There's increasing pressure to legalize marijuana.
The "War On Drugs" has been around a lot longer than most other wars the country has fought and a group of African-American government employees says it's time to declare victory and withdraw.
Blacks in Government (BIG), which represents government employees at the federal, state, county and municipal levels, overwhelmingly passed a resolution at its national delegates meeting last week calling for an end to what it called "the failed and racially biased 'war on drugs.'”
The resolution, which will be delivered to President Barack Obama and Attorney General Eric Holder, calls for “alternatives to incarceration that may, in part, include a model to regulate and control the distribution of some drugs.”

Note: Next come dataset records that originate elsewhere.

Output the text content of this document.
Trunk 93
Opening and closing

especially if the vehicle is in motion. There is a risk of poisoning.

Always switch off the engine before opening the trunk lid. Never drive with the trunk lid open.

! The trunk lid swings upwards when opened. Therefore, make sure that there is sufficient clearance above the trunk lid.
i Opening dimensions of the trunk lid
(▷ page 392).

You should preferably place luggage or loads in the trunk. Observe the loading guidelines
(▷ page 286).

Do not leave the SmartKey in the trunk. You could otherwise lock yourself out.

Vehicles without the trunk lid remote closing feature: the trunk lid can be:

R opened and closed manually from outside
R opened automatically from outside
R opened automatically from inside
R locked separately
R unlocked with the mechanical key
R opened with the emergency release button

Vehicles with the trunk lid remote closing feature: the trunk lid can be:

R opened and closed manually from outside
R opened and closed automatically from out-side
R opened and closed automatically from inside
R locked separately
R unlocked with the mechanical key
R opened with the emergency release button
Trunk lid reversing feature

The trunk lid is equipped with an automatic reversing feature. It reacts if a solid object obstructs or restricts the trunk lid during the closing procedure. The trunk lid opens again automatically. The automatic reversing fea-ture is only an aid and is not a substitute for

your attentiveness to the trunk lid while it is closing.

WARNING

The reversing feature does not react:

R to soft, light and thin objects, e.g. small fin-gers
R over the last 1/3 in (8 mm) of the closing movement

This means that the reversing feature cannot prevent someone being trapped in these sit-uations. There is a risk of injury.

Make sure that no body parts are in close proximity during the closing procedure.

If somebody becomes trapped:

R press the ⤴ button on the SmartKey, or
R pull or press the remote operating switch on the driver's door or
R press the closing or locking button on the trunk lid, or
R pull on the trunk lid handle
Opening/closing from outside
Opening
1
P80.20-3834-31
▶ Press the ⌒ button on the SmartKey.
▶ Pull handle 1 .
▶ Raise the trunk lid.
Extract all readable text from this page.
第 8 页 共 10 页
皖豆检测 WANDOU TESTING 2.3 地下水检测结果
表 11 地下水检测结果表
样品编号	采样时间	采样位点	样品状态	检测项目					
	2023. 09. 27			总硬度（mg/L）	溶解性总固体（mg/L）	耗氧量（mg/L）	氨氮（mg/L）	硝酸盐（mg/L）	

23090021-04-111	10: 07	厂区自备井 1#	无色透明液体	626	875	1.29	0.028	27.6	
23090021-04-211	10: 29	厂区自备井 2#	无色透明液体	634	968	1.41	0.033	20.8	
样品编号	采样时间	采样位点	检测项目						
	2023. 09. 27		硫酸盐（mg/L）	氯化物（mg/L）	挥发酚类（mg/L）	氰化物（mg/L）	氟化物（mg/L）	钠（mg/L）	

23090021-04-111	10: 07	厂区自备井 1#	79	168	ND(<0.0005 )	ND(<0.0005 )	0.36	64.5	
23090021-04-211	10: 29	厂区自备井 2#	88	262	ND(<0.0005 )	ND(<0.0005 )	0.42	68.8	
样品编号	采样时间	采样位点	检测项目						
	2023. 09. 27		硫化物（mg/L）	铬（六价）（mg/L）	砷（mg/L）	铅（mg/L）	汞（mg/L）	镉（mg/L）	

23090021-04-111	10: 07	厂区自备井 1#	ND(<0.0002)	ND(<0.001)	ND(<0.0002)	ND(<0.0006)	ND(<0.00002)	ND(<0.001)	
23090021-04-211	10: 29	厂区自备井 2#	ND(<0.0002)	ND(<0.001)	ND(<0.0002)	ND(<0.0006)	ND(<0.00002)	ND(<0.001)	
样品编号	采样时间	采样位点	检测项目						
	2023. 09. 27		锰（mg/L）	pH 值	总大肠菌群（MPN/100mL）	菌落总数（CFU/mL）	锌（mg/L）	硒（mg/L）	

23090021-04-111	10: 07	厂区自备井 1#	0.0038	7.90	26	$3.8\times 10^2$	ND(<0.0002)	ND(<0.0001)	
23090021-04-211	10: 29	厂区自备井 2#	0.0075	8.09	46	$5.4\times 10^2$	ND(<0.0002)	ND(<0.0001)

The resolution pointed to the words of Maryland State Police Major Neill Franklin and U.S. Marshal Matthew Fogg, both members of Law Enforcement Against Prohibition (LEAP), a group of police, judges, prosecutors and prison wardens who support legalizing and regulating drugs.
BIG and LEAP have noted that African Americans constitute 53.5 percent of all persons who entered prison because of a drug conviction despite the fact that blacks are no more likely than whites to use drugs.
“I personally witnessed racially biased enforcement procedures when I ran a joint DEA task force,” said Fogg, a former U.S. marshal and a past BIG national first vice president. “When I requested equal enforcement of upscale suburban areas, I met internal resistance.”
The BIG resolution calls for “a federal investigation for solutions to eliminate the pretense and continued arrest and incarceration of African Americans at extraordinarily disparate rates for drug related charges.”
In passing the anti-drug-war resolution, BIG joins other African-American groups that have taken similar positions, such as the NAACP, the National Black Caucus of State Legislators and the National Black Police Association.
“The war on drugs has put blacks behind bars for drug offenses at more than ten times the rate of whites, even though the evidence consistently shows that blacks are no more likely to use or sell currently illicit drugs than whites are,” Fogg added. “It is time to end this virtual race war.”